The foreign missions are well co-ordinated by the Missions Department based in the Church’s Headquarters in Accra. It is headed by the International Missions Director who pays regular apostolic visits to the external branches to encourage their members and to train leaders for ministry.
The Missions Board
The Missions Board is the body responsible for the Church’s external missions work. It is responsible to the General Council through the Executive Council of The Church for:
• Developing and maintaining relations with overseas church missions, boards and donor organisations;
• Organising missionary work abroad and seeking opportunities to establish churches wherever possible;
• Planning and co-ordinating missionary programmes;
• Establishing principles and standards of ethics that shall govern all parties concerned with missionary programmes;
• Encouraging and enabling assemblies of the Church to support Missions activities and work; promoting the programmes of the Board and raising funds.
• Receiving and transmitting appeals in matters relating to missionary programmes to the Executive Council for determination.
The rapid growth of the Church internationally has not been without its challenges. Besides the occasional immigration hurdles, missionaries have had to grapple with accommodation problems, lack of land to build chapels, initial communication difficulties and cross-cultural practices encountered by missionaries working in unfamiliar environments. The volatile political conditions prevailing in some countries have further hindered progressive spread of the gospel. For instance, it is not easy to preach the gospel or plant churches in predominantly Islamic nations. The poor living conditions of some members of the Church puts extra logistic burdens on the Church in its effort to alleviate the economic hardships of such members to make the gospel meaningful to them.
To create interest in missions work among the Church’s laity and to raise funds for missionary outreach in other countries, Areas, Districts and Local Missionary Committees have been established ’ to organise and co-ordinate such activities at their respective levels.

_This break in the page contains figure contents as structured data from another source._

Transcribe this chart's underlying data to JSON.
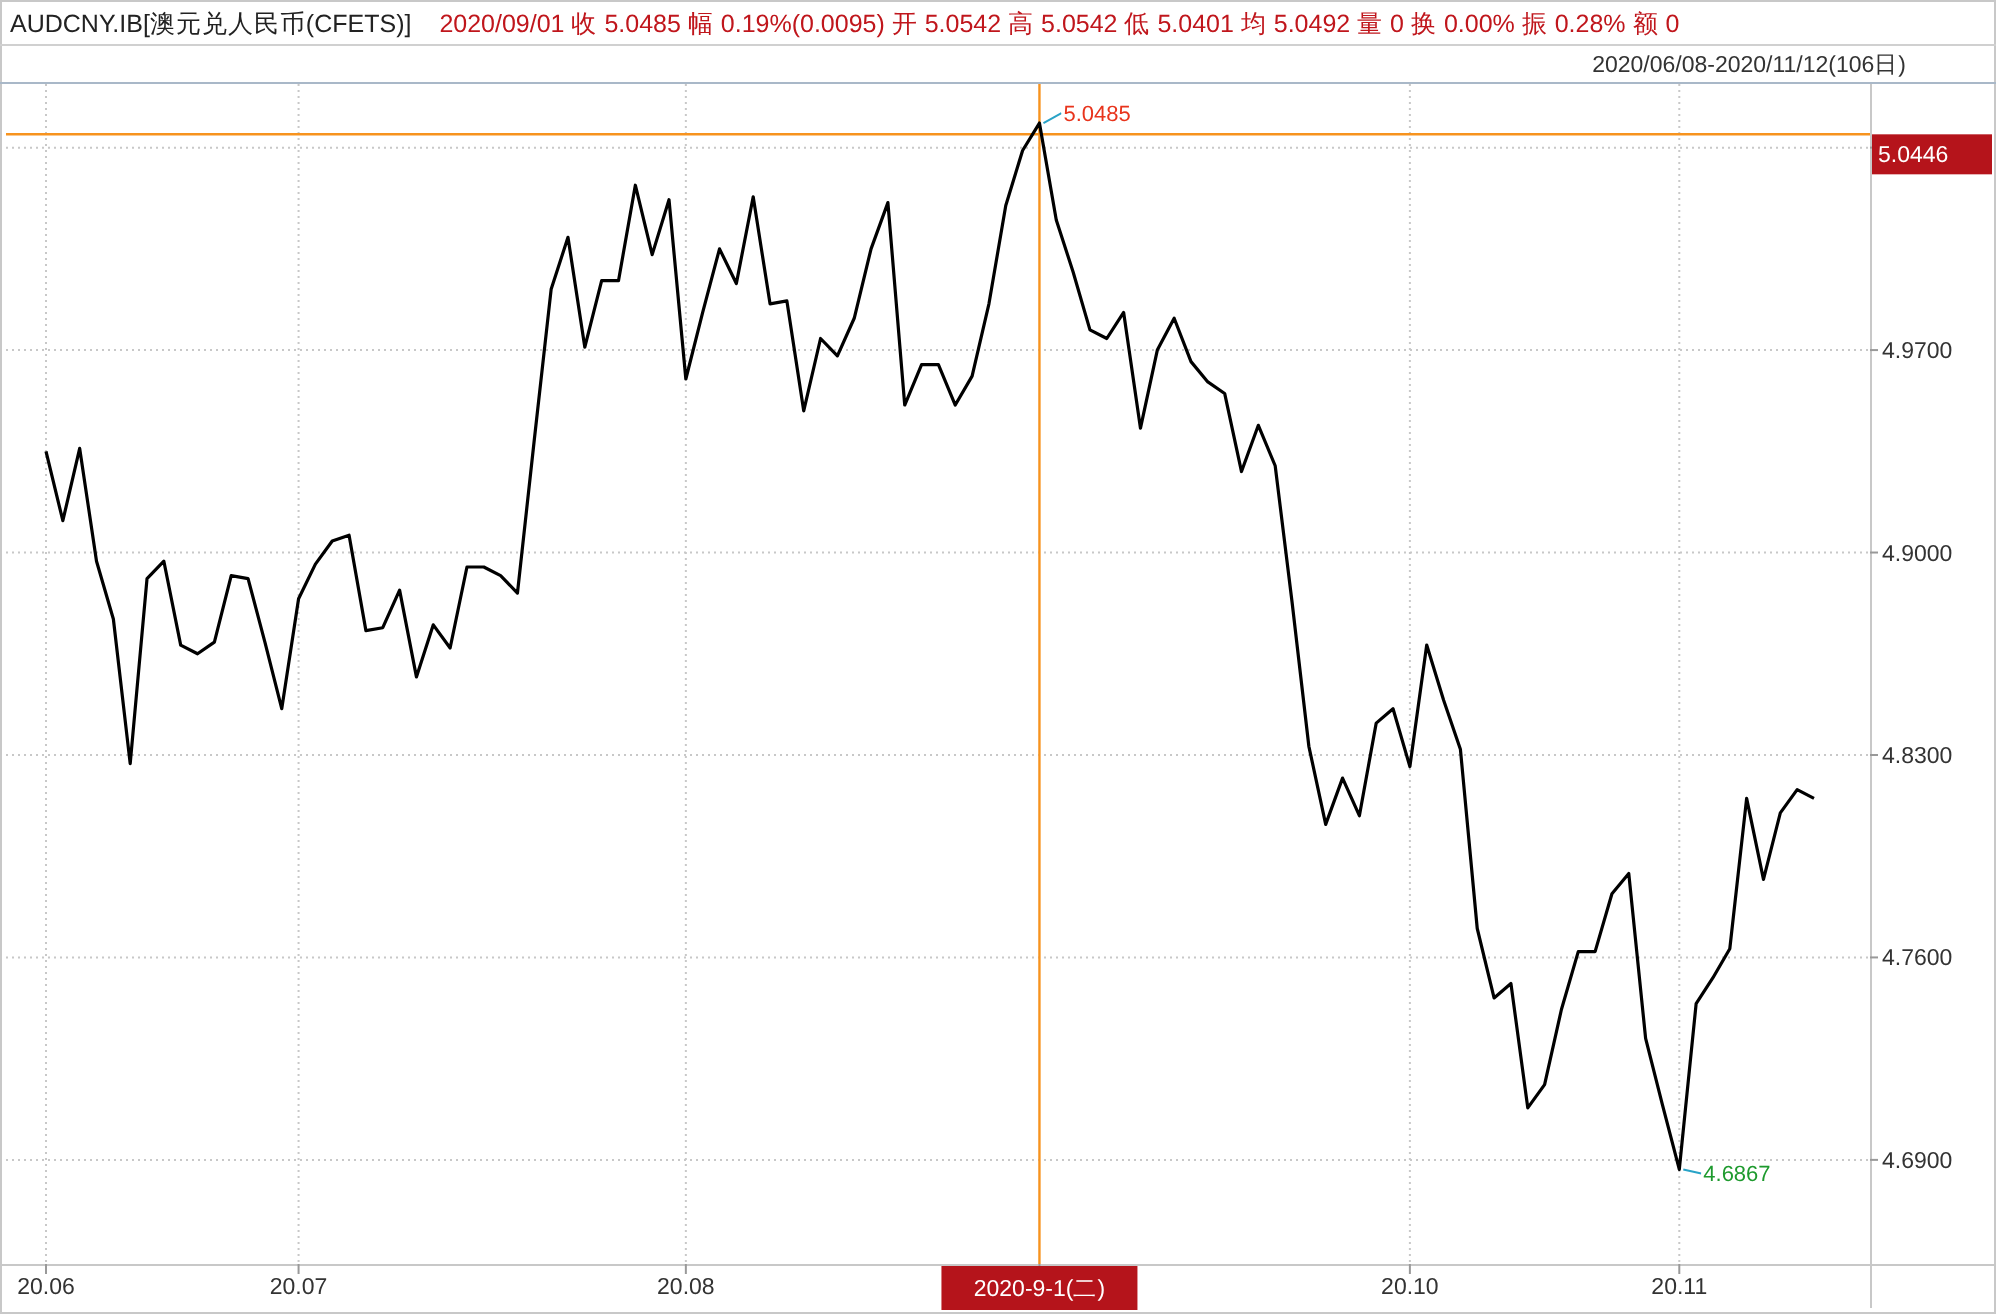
{
  "chart_data": {
    "type": "line",
    "title": "AUDCNY.IB[澳元兑人民币(CFETS)]",
    "subtitle": "2020/09/01 收 5.0485 幅 0.19%(0.0095) 开 5.0542 高 5.0542 低 5.0401 均 5.0492 量 0 换 0.00% 振 0.28% 额 0",
    "annotations": [
      "2020/06/08-2020/11/12(106日)",
      {
        "text": "5.0485",
        "x": "2020-9-1(二)",
        "y": 5.0485
      },
      {
        "text": "4.6867",
        "x": "20.11",
        "y": 4.6867
      }
    ],
    "categories": [
      "20.06",
      null,
      null,
      null,
      null,
      null,
      null,
      null,
      null,
      null,
      null,
      null,
      null,
      null,
      null,
      "20.07",
      null,
      null,
      null,
      null,
      null,
      null,
      null,
      null,
      null,
      null,
      null,
      null,
      null,
      null,
      null,
      null,
      null,
      null,
      null,
      null,
      null,
      null,
      "20.08",
      null,
      null,
      null,
      null,
      null,
      null,
      null,
      null,
      null,
      null,
      null,
      null,
      null,
      null,
      null,
      null,
      null,
      null,
      null,
      null,
      "2020-9-1(二)",
      null,
      null,
      null,
      null,
      null,
      null,
      null,
      null,
      null,
      null,
      null,
      null,
      null,
      null,
      null,
      null,
      null,
      null,
      null,
      null,
      null,
      "20.10",
      null,
      null,
      null,
      null,
      null,
      null,
      null,
      null,
      null,
      null,
      null,
      null,
      null,
      null,
      null,
      "20.11",
      null,
      null,
      null,
      null,
      null,
      null,
      null,
      null
    ],
    "series": [
      {
        "color": "#000000",
        "values": [
          4.935,
          4.911,
          4.936,
          4.897,
          4.877,
          4.827,
          4.891,
          4.897,
          4.868,
          4.865,
          4.869,
          4.892,
          4.891,
          4.869,
          4.846,
          4.884,
          4.896,
          4.904,
          4.906,
          4.873,
          4.874,
          4.887,
          4.857,
          4.875,
          4.867,
          4.895,
          4.895,
          4.892,
          4.886,
          4.939,
          4.991,
          5.009,
          4.971,
          4.994,
          4.994,
          5.027,
          5.003,
          5.022,
          4.96,
          4.983,
          5.005,
          4.993,
          5.023,
          4.986,
          4.987,
          4.949,
          4.974,
          4.968,
          4.981,
          5.005,
          5.021,
          4.951,
          4.965,
          4.965,
          4.951,
          4.961,
          4.986,
          5.02,
          5.039,
          5.0485,
          5.015,
          4.997,
          4.977,
          4.974,
          4.983,
          4.943,
          4.97,
          4.981,
          4.966,
          4.959,
          4.955,
          4.928,
          4.944,
          4.93,
          4.883,
          4.833,
          4.806,
          4.822,
          4.809,
          4.841,
          4.846,
          4.826,
          4.868,
          4.849,
          4.832,
          4.77,
          4.746,
          4.751,
          4.708,
          4.716,
          4.742,
          4.762,
          4.762,
          4.782,
          4.789,
          4.732,
          4.709,
          4.6867,
          4.744,
          4.753,
          4.763,
          4.815,
          4.787,
          4.81,
          4.818,
          4.815
        ]
      }
    ],
    "ylim": [
      4.654,
      5.062
    ],
    "yticks": [
      {
        "value": 4.69,
        "label": "4.6900"
      },
      {
        "value": 4.76,
        "label": "4.7600"
      },
      {
        "value": 4.83,
        "label": "4.8300"
      },
      {
        "value": 4.9,
        "label": "4.9000"
      },
      {
        "value": 4.97,
        "label": "4.9700"
      },
      {
        "value": 5.04,
        "label": null
      }
    ],
    "ref_lines": [
      {
        "axis": "y",
        "value": 5.0446,
        "label": "5.0446",
        "color": "#f7931e"
      },
      {
        "axis": "x",
        "value": "2020-9-1(二)",
        "label": null,
        "color": "#f7931e"
      }
    ],
    "grid": true,
    "line_style": "solid"
  }
}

The Missions Board authorises the International Missions Office to disburse grants meant for the foreign branches for structural development. Some of the foreign branches have opened National Missionary Accounts from which missions work is promoted. The two major sources of funding for missions work are:
• the monthly missionary offerings taken throughout the local churches on the first Sunday of the month;
• proceeds from the McKeown’s Missions Week (named after the founder of the Church) to remind members of his missionary work and for them to support missions programmes.